Comme promis, voici la deuxième de nos traductions consacrées au tempérament avec cette fois-ci, l’enfant colérique. Je vous rappelle que la première concernant l’enfant mélancolique.

L’article est paru à l’origine en langue anglaise dans la revue Renewal que vous pouvez trouver en ligne sur Waldorf Online Library.

Je ne doute pas que, grâce à cet article, nombre de parents trouveront des pistes pour mieux comprendre leur petit enfant (souvent colérique) ou leur propre tempérament colérique.

Je vous en souhaite une bonne lecture ainsi qu’une bonne reconnexion avec ce tempérament colérique que nous avons tous en nous !

 

 

Feu, action et créativité : Faire sortir le meilleur de l’enfant colérique

Dans le numéro précédent de Renewal, l’écrivain, psychothérapeute et père d’enfant en école Waldorf, Thomas Poplawski, a considéré le tempérament mélancolique et la façon dont les parents et les enseignants peuvent travailler efficacement avec les enfants mélancoliques. Ici, Thomas décrit le tempérament à l’autre extrémité du spectre de la personnalité : le colérique, actif, ardent et pionnier. Les prochaines livraisons porteront sur l’enfant sanguin, aérien et optimiste, et sur le flegmatique indolent et affable.

-R. E. K.

Saint Paul, Napoléon, Winston Churchill, Margaret Thatcher, Arnold Schwarzenegger, l’entraîneur de football Vince Lombardi, et la chanteuse Bette Midler – selon la science des types psychologiques – ces remarquables figures sont toutes des exemples du tempérament colérique.

Pendant que le mélancolique introspectif et exigeant peuplent les bibliothèques et les services de recherches du monde, le colérique actif et extraverti est chez lui dans les arènes publiques.

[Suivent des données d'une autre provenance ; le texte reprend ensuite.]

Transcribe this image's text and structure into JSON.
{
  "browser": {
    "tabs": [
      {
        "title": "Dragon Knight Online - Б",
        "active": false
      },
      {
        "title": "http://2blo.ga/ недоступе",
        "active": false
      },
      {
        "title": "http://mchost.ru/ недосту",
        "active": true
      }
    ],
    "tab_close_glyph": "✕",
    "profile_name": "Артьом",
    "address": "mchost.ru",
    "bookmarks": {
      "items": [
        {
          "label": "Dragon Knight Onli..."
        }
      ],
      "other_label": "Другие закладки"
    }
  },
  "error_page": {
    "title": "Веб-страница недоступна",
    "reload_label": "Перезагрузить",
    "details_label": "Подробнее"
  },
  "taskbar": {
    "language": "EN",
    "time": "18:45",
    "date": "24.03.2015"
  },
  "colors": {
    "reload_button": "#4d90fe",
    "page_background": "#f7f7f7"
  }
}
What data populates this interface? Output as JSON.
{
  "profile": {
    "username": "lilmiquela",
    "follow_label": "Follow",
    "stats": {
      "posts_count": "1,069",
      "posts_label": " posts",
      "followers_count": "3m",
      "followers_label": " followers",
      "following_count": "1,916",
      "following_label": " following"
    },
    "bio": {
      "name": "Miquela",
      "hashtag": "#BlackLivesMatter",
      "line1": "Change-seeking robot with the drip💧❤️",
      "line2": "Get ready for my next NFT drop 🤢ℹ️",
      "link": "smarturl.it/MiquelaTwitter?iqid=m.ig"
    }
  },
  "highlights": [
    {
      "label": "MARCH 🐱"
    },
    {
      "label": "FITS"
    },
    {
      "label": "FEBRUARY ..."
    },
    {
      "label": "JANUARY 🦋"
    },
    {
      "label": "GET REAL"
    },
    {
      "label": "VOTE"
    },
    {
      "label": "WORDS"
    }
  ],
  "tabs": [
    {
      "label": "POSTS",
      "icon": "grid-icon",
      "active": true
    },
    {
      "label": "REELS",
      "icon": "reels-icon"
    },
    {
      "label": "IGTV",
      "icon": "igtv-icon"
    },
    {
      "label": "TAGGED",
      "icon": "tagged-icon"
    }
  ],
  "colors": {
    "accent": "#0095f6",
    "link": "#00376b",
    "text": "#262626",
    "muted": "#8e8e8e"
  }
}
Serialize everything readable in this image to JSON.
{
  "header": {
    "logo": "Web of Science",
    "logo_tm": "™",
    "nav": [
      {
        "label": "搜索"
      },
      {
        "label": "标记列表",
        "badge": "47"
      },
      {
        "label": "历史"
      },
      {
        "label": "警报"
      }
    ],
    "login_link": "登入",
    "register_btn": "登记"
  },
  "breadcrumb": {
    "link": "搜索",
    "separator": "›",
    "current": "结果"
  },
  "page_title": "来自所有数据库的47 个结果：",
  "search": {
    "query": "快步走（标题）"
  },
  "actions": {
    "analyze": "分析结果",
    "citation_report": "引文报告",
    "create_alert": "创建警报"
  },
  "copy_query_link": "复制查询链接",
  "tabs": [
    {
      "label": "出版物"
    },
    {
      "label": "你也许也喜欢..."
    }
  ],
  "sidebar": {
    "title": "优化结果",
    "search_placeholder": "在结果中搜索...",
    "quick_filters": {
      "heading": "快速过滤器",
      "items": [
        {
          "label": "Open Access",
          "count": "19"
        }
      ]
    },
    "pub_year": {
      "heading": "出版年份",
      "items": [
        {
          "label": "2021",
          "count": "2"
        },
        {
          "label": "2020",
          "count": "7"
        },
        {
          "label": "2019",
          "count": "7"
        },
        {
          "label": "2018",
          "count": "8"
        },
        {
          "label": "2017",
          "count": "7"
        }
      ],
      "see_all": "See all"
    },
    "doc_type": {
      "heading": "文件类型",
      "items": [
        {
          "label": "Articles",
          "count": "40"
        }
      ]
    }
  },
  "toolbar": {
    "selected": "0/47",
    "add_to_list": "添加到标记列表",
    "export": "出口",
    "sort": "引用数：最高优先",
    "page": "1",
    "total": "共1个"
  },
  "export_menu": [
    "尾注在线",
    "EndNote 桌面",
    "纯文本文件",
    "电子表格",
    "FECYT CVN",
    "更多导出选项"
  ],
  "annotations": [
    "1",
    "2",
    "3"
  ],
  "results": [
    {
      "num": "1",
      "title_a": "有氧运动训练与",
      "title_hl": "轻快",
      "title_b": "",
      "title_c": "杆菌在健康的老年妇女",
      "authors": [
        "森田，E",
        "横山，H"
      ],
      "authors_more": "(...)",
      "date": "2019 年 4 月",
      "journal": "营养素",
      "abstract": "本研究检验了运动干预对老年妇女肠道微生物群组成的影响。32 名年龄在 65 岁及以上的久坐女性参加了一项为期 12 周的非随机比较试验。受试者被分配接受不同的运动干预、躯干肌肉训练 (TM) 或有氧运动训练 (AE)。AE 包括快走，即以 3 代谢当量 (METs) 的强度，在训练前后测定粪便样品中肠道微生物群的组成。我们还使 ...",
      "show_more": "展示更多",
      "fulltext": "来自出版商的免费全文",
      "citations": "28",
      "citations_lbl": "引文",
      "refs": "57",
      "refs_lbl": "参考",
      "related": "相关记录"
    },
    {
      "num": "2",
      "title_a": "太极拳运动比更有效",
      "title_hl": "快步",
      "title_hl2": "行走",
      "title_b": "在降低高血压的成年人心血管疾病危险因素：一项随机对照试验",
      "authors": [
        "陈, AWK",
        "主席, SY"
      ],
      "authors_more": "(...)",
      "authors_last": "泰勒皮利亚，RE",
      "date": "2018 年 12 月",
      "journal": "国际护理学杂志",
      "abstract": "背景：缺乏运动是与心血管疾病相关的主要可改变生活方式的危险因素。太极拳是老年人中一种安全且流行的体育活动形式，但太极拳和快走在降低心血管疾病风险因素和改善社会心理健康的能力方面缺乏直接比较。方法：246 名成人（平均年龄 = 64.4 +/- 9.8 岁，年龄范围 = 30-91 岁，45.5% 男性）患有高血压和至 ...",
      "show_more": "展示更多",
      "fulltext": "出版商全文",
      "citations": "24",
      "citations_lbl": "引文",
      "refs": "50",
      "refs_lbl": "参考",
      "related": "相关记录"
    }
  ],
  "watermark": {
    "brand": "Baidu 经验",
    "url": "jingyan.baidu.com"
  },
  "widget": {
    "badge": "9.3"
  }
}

Les politiciens, les grands patrons de l’industrie, de la finance et du travail, les avocats, les athlètes qui ont réussi et les concurrents de toutes sortes ont tendance à être de conviction colérique.

La physiologie du tempérament

La première étape en travaillant avec le tempérament est d’identifier l’inclinaison principale de celui-ci. Chaque être humain est un mélange de deux ou plusieurs tempéraments, bien que l’un domine toujours. La construction physique est un indicateur clair du tempérament premier.

Le physique sanguin, par exemple, est harmonieux et équilibré – pas trop maigre, pas trop gros, avec des membres proportionnels au torse. Les sanguins sont également équilibrés dans leurs interactions sociales. Ainsi, beaucoup de personnes attrayantes et populaires – stars de cinéma et autres célébrités – sont des sanguins.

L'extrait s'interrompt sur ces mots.